011Une machine qui permet la libre circulation, le jeu

Cette logique d’un étoilement du signifiant qui concourt non plus à conforter notre lecture tragique de l’oeuvre mais à nous ouvrir d’autres pistes de lectures multiples et contradictoires s’inscrit dans ce que Bakhtine appelle un fonctionnement proprement polyphonique et carnavalesque du roman en général et du Volcan en particulier. Toutes les conditions sont ici réunies avec ce roman qui se concentre en un jour, celui de la fête des morts, autrement dit, la vie à l’envers, un Consul qui ne l’est plus, des identités qui se brouillent avec une femme, Yvonne, qui est à la fois l’épouse du Consul, la maîtresse de son frère et une femme-enfant, et le frère Hugh qui entretient avec le Consul des relations gémellaires et des relations père-fils. Ce qui nous intéresse ici particulièrement, c’est l’usage qui va être fait des références intertextuelles et des jeux de mots, de ce que nous avons appelé étoilement du signifiant, non pas pour instaurer un discours monologique de la paranoïa et de la tragédie mais au contraire une prolifération de discours et de voix concurrentes et contradictoires qui plonge le roman dans une esthétique du jeu, le jeu étant entendu comme prise de distance et espace ménagé par rapport à une machine, à un discours mais aussi le jeu comme jouissance au sens où l’entend Barthes, cette « ‘possibilité d’une dialectique du désir, d’une imprévision de la jouissance : que les jeux ne soient pas faits, qu’il y ait un jeu.’ »885.

Le jeu que permet l’étoilement de Under the Volcano est avant tout une prise de distance vis-à-vis des règles du jeu propres à certains genres. Alors que pour Butor, « ‘[l]e jeu de société littéraire est contrôlé par un certain nombre de règles, et c’est cela qui constitue ce que nous appelons, par rapport à la littérature classique, les genres’ »886, pour Lowry, le jeu consiste justement à ne pas suivre les règles d’un genre unique, de la tragédie en l’occurrence, mais de multiples genres a priori incompatibles. Voici ce qu’il dit de son roman  :

‘It can be regarded as a kind of symphony, or in another way as a kind of opera–or even a horse opera. It is hot music, a poem, a song, a tragedy, a comedy, a farce, and so forth. It is superficial, profound, entertaining and boring, according to taste. It is a prophecy, a political warning, a cryptogram, a preposterous movie, and a writing on the wall. It can even be regarded as a sort of machine: it works too, believe me, as I have found out887. ’

Le jeu littéraire devient alors non plus un jeu sur le respect des règles d’un genre mais un jeu sur la transgression des règles de plusieurs, voire de multiples genres.
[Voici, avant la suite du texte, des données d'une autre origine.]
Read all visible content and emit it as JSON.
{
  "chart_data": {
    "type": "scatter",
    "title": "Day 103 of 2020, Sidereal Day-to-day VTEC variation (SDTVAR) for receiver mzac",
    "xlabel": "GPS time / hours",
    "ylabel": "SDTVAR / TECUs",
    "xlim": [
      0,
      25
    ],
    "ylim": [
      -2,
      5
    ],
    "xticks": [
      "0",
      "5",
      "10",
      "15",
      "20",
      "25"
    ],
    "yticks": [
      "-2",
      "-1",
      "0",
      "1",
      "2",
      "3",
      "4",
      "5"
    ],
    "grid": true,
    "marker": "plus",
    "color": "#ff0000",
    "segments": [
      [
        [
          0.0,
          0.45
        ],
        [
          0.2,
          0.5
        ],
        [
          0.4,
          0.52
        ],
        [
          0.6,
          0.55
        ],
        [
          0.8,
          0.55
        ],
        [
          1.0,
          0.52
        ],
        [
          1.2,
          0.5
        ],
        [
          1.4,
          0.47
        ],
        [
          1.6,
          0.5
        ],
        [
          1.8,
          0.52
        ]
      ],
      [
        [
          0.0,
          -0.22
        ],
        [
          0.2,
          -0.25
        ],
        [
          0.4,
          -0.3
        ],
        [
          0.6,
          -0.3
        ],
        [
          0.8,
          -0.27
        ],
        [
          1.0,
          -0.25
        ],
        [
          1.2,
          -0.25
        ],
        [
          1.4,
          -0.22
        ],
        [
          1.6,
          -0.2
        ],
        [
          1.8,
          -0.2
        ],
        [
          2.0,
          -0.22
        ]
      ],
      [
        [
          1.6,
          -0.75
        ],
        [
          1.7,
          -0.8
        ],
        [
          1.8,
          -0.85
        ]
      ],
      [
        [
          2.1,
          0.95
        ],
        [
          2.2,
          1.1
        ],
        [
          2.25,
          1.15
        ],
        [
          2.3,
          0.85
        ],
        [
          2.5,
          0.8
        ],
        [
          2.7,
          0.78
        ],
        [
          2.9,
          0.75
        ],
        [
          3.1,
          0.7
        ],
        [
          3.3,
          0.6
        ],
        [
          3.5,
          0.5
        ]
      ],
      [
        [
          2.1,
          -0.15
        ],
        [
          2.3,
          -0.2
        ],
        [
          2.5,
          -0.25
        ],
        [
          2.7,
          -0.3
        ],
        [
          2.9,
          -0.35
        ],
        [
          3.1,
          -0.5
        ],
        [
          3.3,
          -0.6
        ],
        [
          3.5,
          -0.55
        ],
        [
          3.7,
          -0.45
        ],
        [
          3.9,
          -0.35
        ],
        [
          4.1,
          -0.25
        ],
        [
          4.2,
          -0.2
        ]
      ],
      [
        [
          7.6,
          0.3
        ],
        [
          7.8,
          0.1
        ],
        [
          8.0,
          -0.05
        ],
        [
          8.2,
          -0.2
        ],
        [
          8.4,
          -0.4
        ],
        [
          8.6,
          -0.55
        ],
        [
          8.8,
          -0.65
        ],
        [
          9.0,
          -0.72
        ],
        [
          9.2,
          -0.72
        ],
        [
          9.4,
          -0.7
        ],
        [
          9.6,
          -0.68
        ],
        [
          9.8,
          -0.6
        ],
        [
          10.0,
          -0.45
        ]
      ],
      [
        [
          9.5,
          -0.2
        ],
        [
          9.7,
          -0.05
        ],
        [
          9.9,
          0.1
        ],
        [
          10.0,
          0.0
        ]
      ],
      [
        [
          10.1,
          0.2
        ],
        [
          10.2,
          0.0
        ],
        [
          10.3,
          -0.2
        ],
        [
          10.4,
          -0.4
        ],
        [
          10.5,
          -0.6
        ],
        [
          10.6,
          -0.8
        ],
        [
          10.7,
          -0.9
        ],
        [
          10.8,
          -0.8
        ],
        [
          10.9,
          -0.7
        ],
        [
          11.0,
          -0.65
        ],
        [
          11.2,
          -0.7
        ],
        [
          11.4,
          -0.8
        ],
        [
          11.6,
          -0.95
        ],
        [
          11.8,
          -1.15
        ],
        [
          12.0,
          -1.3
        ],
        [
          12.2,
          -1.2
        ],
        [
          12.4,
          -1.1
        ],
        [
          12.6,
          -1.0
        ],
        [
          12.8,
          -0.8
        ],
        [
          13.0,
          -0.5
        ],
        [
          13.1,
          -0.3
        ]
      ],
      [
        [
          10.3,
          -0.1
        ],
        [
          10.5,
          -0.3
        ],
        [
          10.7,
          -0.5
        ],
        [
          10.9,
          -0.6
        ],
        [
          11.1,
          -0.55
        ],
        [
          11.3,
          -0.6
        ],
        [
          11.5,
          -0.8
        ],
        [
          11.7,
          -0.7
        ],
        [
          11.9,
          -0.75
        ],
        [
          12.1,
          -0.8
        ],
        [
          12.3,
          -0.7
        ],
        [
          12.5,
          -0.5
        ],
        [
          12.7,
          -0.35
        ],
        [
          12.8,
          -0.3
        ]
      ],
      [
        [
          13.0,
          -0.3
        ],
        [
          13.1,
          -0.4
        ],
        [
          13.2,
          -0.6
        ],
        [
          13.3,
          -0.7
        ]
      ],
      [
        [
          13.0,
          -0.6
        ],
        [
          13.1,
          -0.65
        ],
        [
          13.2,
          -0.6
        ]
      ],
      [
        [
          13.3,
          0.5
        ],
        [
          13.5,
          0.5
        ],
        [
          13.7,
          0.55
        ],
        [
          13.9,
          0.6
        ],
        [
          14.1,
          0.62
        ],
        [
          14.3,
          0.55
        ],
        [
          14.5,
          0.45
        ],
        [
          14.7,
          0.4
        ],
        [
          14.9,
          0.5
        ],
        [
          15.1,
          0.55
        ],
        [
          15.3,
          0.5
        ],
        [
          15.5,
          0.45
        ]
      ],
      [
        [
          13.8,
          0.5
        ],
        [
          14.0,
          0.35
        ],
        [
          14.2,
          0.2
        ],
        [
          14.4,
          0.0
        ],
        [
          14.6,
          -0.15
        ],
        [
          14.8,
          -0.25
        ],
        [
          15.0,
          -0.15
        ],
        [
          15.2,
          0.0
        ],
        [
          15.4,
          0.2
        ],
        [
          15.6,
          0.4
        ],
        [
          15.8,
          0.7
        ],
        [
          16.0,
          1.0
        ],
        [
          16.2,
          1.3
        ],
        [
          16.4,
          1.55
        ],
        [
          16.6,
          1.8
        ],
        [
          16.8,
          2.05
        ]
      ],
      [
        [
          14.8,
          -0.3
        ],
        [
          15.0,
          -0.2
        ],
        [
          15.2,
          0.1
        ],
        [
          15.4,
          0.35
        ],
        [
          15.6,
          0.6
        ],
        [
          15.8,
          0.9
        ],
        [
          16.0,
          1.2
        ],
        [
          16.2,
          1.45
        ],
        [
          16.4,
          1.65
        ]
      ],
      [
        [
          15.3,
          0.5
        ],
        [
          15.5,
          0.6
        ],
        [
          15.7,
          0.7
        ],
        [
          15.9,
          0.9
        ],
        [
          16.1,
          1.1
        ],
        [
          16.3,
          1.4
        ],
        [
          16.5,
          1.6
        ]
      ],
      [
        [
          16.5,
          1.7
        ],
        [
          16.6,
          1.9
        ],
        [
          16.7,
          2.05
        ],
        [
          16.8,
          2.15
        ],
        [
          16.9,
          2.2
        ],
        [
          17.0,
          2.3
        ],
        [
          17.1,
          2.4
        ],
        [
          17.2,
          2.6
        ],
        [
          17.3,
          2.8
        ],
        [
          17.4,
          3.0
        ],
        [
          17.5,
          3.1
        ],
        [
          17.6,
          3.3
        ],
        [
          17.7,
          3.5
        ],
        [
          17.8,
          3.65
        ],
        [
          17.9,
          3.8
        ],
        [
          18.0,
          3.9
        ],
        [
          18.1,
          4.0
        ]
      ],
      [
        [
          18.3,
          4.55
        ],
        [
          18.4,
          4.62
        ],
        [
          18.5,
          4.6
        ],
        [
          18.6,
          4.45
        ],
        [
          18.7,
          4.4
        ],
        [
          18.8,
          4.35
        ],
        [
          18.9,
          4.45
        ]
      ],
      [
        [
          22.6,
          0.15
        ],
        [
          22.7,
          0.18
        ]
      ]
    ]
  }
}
Butor souligne d’ailleurs lui aussi cette ambiguité du terme « jeu » lorsqu’il affirme que ce dernier a partie liée avec le carnaval, c’est-à-dire la suspension d’un certain nombre de règles ou leur renversement888. L’écriture carnavalesque de Lowry, c’est effectivement un jeu sur les genres et l’identité et notamment sur la lecture tragique que le Consul fait du monde qui l’entoure. La tragédie est un genre qui n’admet pas le jeu entre différentes voix ou différents styles : elle est d’après Bakhtine, un « monostyle » qui exclut donc la « ‘multiplicité des tons dans le récit’ »889. Or, il n’y a pas plus dialogique et carnavalesque que Under the Volcano. On pourrait lui appliquer la définition que donne Bakhtine des romans carnavalesques et polyphoniques :

‘Ce qui les caractérise, c’est la multiplicité de tons dans le récit, le mélange du sublime et du vulgaire, du sérieux et du comique ; ils utilisent amplement les genres “intercalaires” : lettres, manuscrits trouvés, dialogues rapportés, parodies de genres élevés, citations caricaturées, etc890. ’

Quoi de plus carnavalesque que les lettres, les pancartes, les extraits de menus, de dépliants touristiques, de journaux, qui viennent interrompre le récit, parfois une ligne, parfois tout un paragraphe ? De plus, chaque scène, chaque symbole, chaque mot, tisse des liens avec d’autres scènes, symboles ou mots et ce jeu intratextuel et intertextuel contribue à la polyphonie du roman. Si l’on prend par exemple le signifiant « cat » et ses différentes déclinaisons et avatars y compris « puss », notamment au chapitre V, on voit qu’il est susceptible d’être interprété sous le mode tragique mais aussi bien sous un mode pathétique, dyonisiaque, biblique et bien d’autres encore. Les deux chats du Consul et d’Yvonne meurent après le départ de cette dernière, comme le rappelle le Consul :

‘“The cats had died,” he said, “when I got back–Pedro insisted it was typhoid. Or rather, poor old Oedipus died the very day you left apparently, he’d already been thrown down the barranca, while little Pathos was lying in the garden under the plantains when I arrived [...] dying [...] Maria claimed it was a broken heart–” (UV, p. 89)’

Le premier chat, Oedipe, est jeté au fond d’un ravin tout comme le Consul le sera à la fin du roman : le destin du Consul est donc ici explicitement lié à celui de la figure tragique d’Oedipe. Quant au deuxième chat, Pathos, son sort est moins tragique que pathétique comme son nom l’indique ainsi que la référence au coeur brisé. Le clin d’oeil tragique se trouve donc démonétisé par l’évocation du deuxième chat, Pathos : le Consul et le roman hésitent déjà entre Oedipe et Pathos, autrement dit entre le mode tragique et son contraire, le pathos891. Plus loin dans le roman, un autre chat, celui du voisin du Consul, M. Quincey, suscite une déclinaison de mots-valise : ‘« “–Hullo-hullo-look-who-comes-hullo-my-little-snake-in-the-grass-my-little-anguish-in-herba–” the Consul at this moment greeted Mr Quincey’s cat, [...] hello-pussy-my-little-Priapusspuss, my-little-Oedipusspusspuss,”’ » (UV, p. 134). L’allusion à Priape ainsi que la répétition du morphème « puss », avec leurs connotations sexuelles pour le moins marquées, sont d’autant plus ironiques ici que les retrouvailles du Consul et d’Yvonne se sont soldées par un fiasco : le jeu sur « Priapuss » est ici un prétexte pour souligner le contraste entre l’impuissance du Consul et la sensualité de l’animal ou même les élans débridés du dieu Priape qui lui est associé par contiguité phonique. Tragédie et farce ne semblent ici que les deux faces d’une même pièce, d’un même signifiant.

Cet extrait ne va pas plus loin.